Математика утомила больше проведенных ночью ритуалов, но не вспоминалась с разочарованием. Во время совместного волшебства Эдвин снова меня прощупывал, испытывал, снова проверял, достойна ли я доверия. Это выматывало, раздражало. В который раз похвалила себя за решение ничего не рассказывать о беременности до корабля. Не хотела привязывать, вынуждать Эдвина терпеть мое общество только из-за того, что природе вздумалось пошутить и обойти мое заклинание против зачатия.
Предпоследняя ночь в доме. Потушенные светильники, притихшие коболы, сияющее всеми цветами радуги волшебство. Взявшись за руки, мы бродили по коридорам, заглядывали в каждую комнату и кладовку. От свободных ладоней голубыми и зелеными лучами расходились потоки магии.
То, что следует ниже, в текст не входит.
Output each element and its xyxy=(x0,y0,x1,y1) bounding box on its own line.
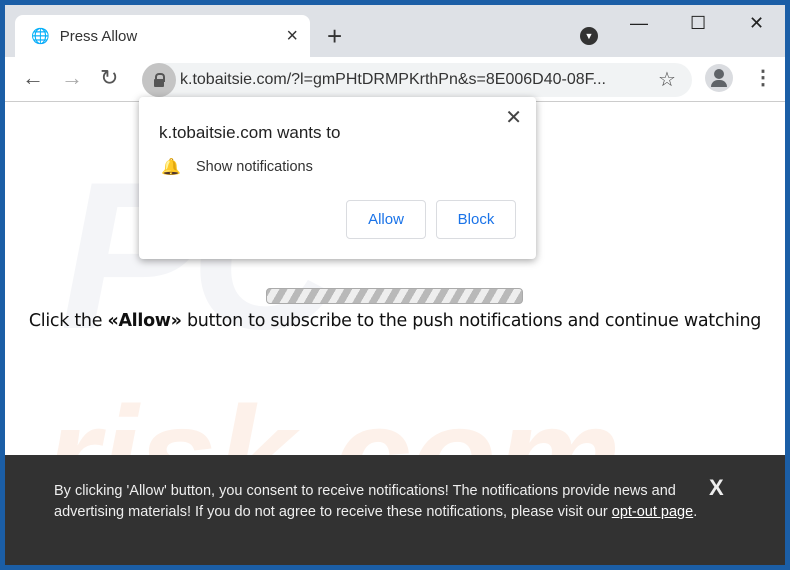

Я видела, как наши заклинания укрепляют имеющиеся, как дом впитывает нашу силу, как изменяются коболы, когда наша с Эдвином магия подпитывала общий источник их силы. Красивый ритуал истощил резерв полностью. Учитывая, что заклинания большей частью были родовыми, виконт творил волшебство не только с моей помощью, но и мной. Он черпал силу осторожно, но потребительское отношение ко мне, как к накопителю магии, раздражало, казалось несправедливым. Особенно, когда я вспоминала, что он защищает свой дом, свои артефакты, книги и безопасность.
Он заснул, обнимая меня, а я долго рассматривала висящую на противоположной стене картину. Тусклую и нечеткую в свете лампы. Из-за опустошенности резерва она казалась отталкивающе блеклой, пыльной. Весь дом пропитывала затхлость, воздух казался мертвым. Ровное дыхание спящего не успокаивало, в голову приходили только неприятные мысли. Потом ненадолго задремала, но разбудил ставший привычным сон.
Чудилось, что рубины и сапфиры, вставленные в карту, засияли неестественно ярко, а рядом с артефактом постепенно обретала плотность иллюзия Серпинара. Поначалу я надеялась ее развеять. Подхватывала карту на руки или закрывала ее чем-то. Но Серпинар из раза в раз появлялся.
В ту ночь он стоял напротив. Так близко, что я различала каждую морщинку на привлекательном лице Верховного магистра и четко представляла, почти чувствовала запах его духов. Он не заговаривал со мной, только смотрел в глаза. Его черты постепенно смазывались, а я проваливалась в омуты бездонных, невыносимо черных глаз безликого.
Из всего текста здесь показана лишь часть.